Improvements and extensions
- Dynamic adjustment of current limiting strategy: The current limiting strategy can be dynamically adjusted according to different user types and different API paths. For example, VIP users may have higher access frequency.
- IP blacklist: Maintain a blacklist through Redis or other storage systems. If you encounter IPs in the blacklist, you can directly reject the request.
- Current limiting algorithm by time window: You can use more complex current limiting algorithms such as sliding windows, leaky bucket algorithms, and token bucket algorithms to achieve more flexible control.
-
Using the Redis Expire feature: Used in Redis
SetEX(key setting with expiration time) orTTLTo ensure that the counter can be reset automatically and avoid manual management. - Logging and alarm: You can combine the log system to record logs or send alarm information when a certain IP frequently triggers restrictions.

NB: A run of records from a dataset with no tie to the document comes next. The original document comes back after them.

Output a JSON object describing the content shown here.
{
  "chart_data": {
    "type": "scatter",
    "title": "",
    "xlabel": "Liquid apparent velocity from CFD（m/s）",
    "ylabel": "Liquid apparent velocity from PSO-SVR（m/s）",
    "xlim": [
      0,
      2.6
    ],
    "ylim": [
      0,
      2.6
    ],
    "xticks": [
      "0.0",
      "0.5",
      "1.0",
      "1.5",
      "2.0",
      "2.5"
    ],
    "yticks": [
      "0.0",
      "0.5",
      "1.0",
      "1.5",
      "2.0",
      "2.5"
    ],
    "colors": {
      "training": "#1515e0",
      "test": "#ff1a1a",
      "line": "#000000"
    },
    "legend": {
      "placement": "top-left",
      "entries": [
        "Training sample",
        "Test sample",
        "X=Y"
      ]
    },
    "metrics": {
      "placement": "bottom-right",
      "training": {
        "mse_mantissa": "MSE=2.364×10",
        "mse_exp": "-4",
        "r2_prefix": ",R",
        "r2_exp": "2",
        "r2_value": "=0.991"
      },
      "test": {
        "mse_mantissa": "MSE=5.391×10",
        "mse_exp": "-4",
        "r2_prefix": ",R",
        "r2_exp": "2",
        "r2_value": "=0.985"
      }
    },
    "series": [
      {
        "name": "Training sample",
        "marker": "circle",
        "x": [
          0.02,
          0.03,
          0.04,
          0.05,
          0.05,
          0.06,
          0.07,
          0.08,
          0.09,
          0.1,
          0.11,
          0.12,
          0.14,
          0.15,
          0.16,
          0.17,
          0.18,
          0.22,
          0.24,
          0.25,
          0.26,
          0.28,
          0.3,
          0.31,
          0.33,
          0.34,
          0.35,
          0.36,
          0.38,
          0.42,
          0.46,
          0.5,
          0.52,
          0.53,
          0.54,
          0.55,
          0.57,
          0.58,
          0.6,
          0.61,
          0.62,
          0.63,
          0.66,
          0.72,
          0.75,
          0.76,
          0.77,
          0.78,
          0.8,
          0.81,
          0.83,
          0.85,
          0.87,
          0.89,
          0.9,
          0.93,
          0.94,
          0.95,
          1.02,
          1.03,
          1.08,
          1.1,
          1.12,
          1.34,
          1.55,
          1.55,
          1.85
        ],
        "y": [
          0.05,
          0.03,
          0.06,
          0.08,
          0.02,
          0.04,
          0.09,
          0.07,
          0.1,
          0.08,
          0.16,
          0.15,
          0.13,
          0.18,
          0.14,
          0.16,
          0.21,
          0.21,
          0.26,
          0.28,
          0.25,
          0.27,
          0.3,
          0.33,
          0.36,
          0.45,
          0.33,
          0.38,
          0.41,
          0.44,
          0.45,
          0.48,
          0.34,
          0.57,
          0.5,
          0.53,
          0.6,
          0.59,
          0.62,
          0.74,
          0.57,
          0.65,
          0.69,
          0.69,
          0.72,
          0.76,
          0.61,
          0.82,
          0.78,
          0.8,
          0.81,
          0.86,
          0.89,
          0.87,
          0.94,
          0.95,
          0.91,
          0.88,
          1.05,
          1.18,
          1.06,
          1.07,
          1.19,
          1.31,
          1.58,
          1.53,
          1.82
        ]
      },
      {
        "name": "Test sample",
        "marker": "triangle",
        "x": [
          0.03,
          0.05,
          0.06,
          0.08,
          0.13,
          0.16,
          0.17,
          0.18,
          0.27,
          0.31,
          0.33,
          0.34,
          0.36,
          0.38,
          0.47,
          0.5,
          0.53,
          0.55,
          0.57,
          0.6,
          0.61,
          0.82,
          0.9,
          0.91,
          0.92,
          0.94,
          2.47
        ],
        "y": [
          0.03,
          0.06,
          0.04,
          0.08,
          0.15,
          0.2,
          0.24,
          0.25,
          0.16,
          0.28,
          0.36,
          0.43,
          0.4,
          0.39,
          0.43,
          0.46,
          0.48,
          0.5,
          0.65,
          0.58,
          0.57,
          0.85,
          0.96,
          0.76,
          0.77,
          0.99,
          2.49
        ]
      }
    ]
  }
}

The combination of Golang and Redis allows easy control of IP access restrictions and submission counts. Redis's high performance features make it ideal for use as storage for current limiting counters. In practical applications, the solution can be expanded as needed, such as using different current limiting algorithms, combining IP blacklists, etc.
This is the article about Golang's implementation of IP access restrictions and number of submissions. For more related content on Golang, please search for my previous articles or continue browsing the related articles below. I hope everyone will support me in the future!